As the anniversary of hurricane Katrina’s devastation passes over us, the pain and horror of the event returns. For most of us, it had receded into the background, muted to the point of non-existence by the pressures and concerns of daily life. But the images of the Gulf Coast a year later remind us that the horror has only receded from memory. For those in the Gulf Coast it is alive and present, like the echo of a scream.
We can hear stories of survival, see images of neighbor helping neighbor, and these inspire us and remind us of the indomitable power of caring and the resilient human spirit. But these moments of individual goodness and caring cannot mask the fact that the response — or lack thererof — to Katrina represents the greatest moral failure of our government that I have experienced in my lifetime.
A person can argue that unwarranted and unjust wars represent even greater moral failures. But wars are issues of interpretation: someone, somewhere, believed that some higher good was being served by accomplishing the ends, however dubious, that those wars set out to achieve.
But there can be no claim of higher good in leaving our brothers and sisters living in squalor and hopelessness while we pursue a politics of self-absorption at home and reckless adventurism abroad. We as a nation have abdicated our moral responsibility to those suffering people, and we seem not to notice or to care.
We as individuals can lose ourselves in concern over whether the Dallas Cowboys will have a good season, whether a mental case did or did not kill JonBenet Ramsey, whether the South Beach Diet really will really allow us to lose 40 pounds while eating whatever we want. We can mow our lawns, discuss the current limitations on what we can carry on international flights, and take our kids to and from their baseball and soccer games. And, yes, we can help out our aging parents, try to keep our children safe and hopeful, and serve meals at the local church or homeless shelter. Such are the immediate and all-too-human concerns of contemporary life.
But, as a nation, as a government, we cannot operate in such a fashion. The goverment, at minimum, is supposed to take care of those aspects of life that we, as individuals, cannot do alone. We cannot run a fire department; we cannot operate a library; we cannot build roads, we cannot fund schools. These are the responsibilities of that collective entity we call “government,” whether local, state, or national. It exists to do the will of the people in areas where the people cannot exercise that will alone.
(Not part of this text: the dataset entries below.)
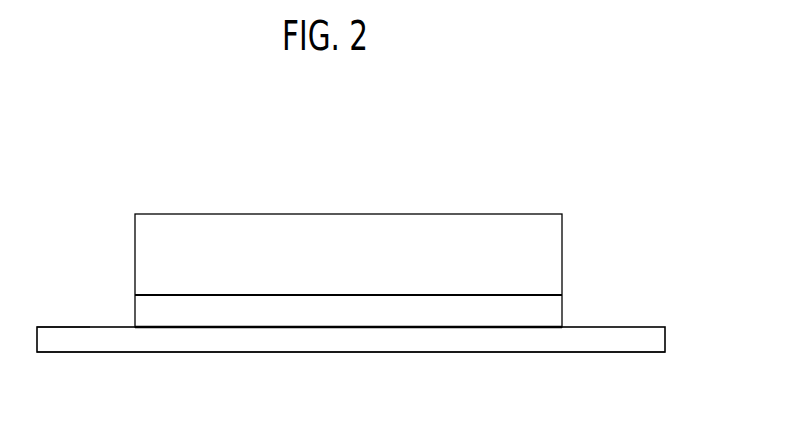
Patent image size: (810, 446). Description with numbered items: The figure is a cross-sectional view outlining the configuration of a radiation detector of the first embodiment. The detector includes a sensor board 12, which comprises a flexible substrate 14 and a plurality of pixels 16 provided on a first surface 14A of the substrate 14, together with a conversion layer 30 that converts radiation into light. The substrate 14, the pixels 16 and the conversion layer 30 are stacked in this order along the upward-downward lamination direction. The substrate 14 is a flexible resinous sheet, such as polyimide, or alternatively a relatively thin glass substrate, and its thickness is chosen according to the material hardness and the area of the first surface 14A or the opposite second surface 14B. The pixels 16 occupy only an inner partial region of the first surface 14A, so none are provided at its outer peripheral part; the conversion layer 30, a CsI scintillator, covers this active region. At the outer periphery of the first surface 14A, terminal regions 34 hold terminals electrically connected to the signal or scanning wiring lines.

The sensor board 12 is at (399, 322).
The substrate 14 is at (652, 342).
The first surface 14A is at (177, 327).
The second surface 14B is at (479, 353).
The pixels 16 is at (551, 303).
The conversion layer 30 is at (550, 255).
The terminal regions 34 is at (90, 327).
But something has happened, and Katrina has revealed it. Our government has lost its heart. It has become a rough beast, plowing through the underbrush of history, blind to consequences and intent only upon stopping our enemies and protecting our right to feed when and where we will. Contrast the images of Lebanon, a tiny and barely functional country, after the recent Israeli bombings, with the current images of New Orleans, a city in what is supposedly the richest and most caring country in the world. In Lebanon, we see bulldozers in the streets and the energy of reconstruction everywhere. In New Orleans we see piles of debris and people by the thousands living in FEMA trailers. Oh, yes, there were bulldozers there, and many are still involved in their lonely tasks. But we do not see or feel the energy of reconstruction.
Part of it is race, make no mistake. If that were San Francisco or Los Angeles or Boston there would be no folks living in trailers right now, at least in the affluent white areas. But part of it is a failure of governmental heart, pure and simple. We no longer believe that we are our brothers’ and sisters’ keepers. We have become so smitten with the notions of self-reliance and self-determination that we have lost the willingness to sacrifice for those in situations of real need.
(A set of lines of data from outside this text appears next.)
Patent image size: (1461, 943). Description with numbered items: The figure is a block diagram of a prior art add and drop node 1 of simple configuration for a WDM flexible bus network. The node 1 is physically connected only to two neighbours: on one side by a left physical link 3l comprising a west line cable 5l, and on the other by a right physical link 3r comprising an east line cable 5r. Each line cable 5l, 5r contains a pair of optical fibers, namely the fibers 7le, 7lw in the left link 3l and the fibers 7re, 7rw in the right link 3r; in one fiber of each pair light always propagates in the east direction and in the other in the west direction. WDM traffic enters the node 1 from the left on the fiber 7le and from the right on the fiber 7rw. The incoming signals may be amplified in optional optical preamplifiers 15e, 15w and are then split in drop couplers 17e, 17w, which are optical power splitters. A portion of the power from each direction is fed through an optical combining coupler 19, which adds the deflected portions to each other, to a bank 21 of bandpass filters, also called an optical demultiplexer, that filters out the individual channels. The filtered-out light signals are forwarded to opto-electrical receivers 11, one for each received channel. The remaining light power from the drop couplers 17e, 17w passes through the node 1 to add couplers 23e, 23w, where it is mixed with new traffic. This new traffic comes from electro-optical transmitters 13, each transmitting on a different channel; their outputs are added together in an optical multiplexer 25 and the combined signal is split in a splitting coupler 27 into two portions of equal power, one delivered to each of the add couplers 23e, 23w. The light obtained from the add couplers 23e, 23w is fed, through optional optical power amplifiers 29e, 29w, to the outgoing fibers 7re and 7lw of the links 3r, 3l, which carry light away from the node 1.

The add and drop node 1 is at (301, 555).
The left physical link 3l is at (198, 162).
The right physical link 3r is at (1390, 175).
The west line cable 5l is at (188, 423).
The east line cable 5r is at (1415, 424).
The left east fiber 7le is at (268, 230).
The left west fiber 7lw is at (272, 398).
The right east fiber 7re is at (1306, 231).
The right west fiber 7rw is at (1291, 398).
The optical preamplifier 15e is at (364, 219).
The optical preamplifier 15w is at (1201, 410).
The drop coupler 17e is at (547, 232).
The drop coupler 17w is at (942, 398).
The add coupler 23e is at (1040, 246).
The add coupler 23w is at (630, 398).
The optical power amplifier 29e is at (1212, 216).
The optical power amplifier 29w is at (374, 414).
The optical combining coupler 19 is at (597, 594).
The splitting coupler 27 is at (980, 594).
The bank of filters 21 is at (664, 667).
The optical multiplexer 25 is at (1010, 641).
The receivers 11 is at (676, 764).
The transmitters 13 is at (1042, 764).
“Provide folks with the opportunity to help themselves, and the nation will thrive” is our current political mantra. Yet, we have no mantra, and no will to action, when folks do not have the capacity to help themselves.
There are people starving in Darfur; there are folks living in hovels in the aftermath of our debacle in Iraq, there are tsunami victims all across southeast Asia. We cannot help them all. But we can help the people who we claim as brother and sister Americans. In a nation that has started to thunder grand moralisms based on a strange and limited interpretation of Christianity, it is time to look to our true Christian heart, if that is what we believe we have. And to do so, we need to look no further than the Gospel of Matthew: “I was hungry and you gave me to eat; I was thirsty and you gave me drink; I was a stranger and you took me in.”
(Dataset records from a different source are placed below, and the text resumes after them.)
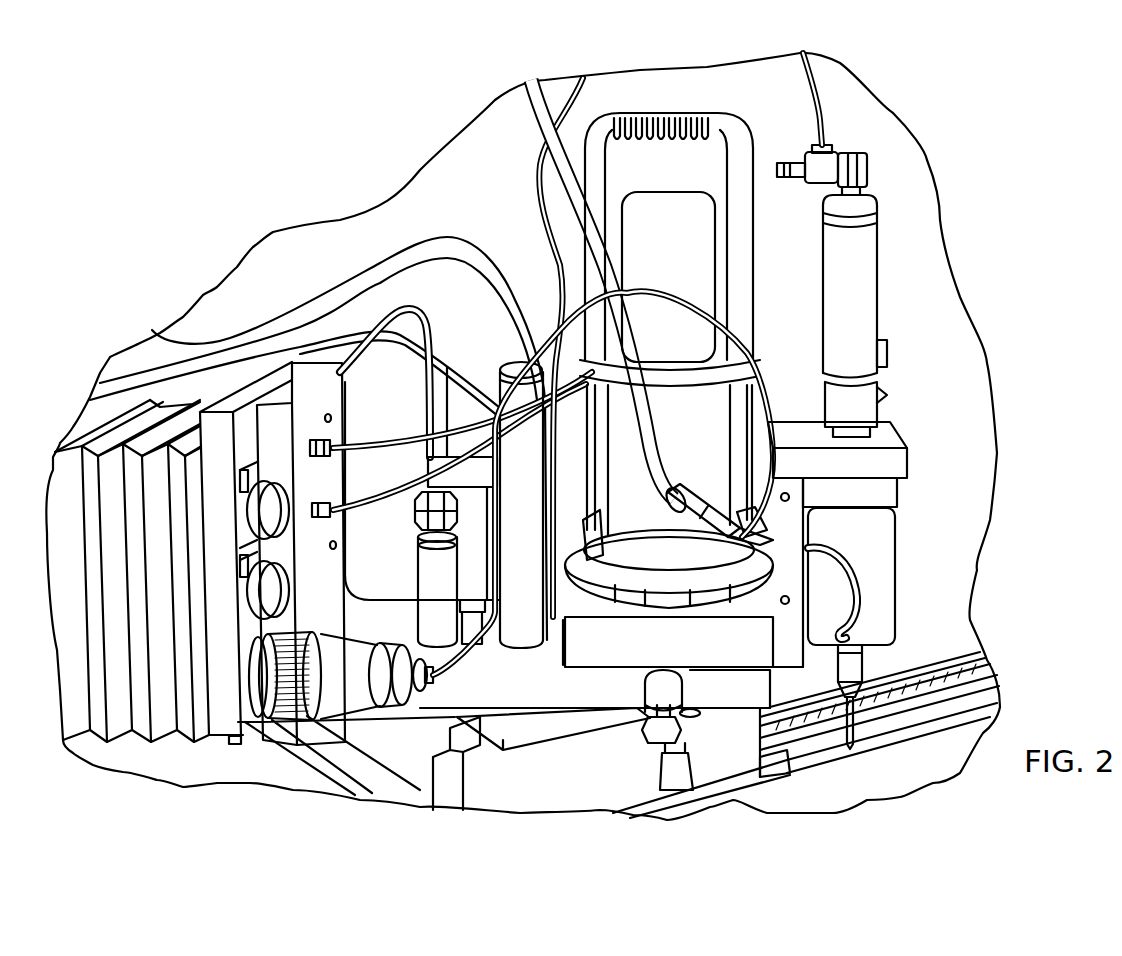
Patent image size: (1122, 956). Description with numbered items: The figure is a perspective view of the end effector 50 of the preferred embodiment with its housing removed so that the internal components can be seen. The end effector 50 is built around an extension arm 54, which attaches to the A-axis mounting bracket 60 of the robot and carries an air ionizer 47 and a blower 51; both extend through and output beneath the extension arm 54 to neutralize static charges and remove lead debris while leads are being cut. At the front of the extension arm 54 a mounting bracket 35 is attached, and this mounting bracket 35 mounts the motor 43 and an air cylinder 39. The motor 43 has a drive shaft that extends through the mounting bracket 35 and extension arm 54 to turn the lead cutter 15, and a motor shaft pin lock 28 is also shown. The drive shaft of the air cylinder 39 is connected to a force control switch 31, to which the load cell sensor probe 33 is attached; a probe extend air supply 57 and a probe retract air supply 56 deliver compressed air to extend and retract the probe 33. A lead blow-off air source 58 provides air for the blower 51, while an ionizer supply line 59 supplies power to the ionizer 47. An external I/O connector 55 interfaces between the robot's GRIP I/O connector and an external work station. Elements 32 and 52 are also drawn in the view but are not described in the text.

The lead cutter 15 is at (692, 772).
The motor shaft pin lock 28 is at (686, 722).
The force control switch 31 is at (886, 551).
The tool holder 32 is at (863, 665).
The load cell sensor probe 33 is at (855, 731).
The mounting bracket 35 is at (906, 463).
The air cylinder 39 is at (866, 279).
The motor 43 is at (734, 156).
The air ionizer 47 is at (527, 476).
The end effector 50 is at (893, 131).
The blower 51 is at (417, 571).
The hose 52 is at (532, 110).
The extension arm 54 is at (440, 690).
The external I/O connector 55 is at (355, 650).
The probe retract air supply 56 is at (354, 507).
The probe extend air supply 57 is at (357, 446).
The lead blow-off air source 58 is at (419, 314).
The ionizer supply line 59 is at (452, 242).
The A-axis mounting bracket 60 is at (300, 366).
So many Americans as individuals responded to this call. But our government turned its attention to its endless fistfight in Iraq, marketing an unworkable and inhumane drug plan that frightens and confuses our elders, and bassooning about the moral correctness of various sexual and medical practices that should be none of its business.
Meanwhile, people in New Orleans, people in Bay Saint Louis, people all along the Gulf Coast, sit in waiting for someone, somewhere, to guide the hand that will pick up the pieces, wield the hammer, and offer the kindness and comfort that will get them back on their feet.
That hand must be in Washington. Is anybody listening?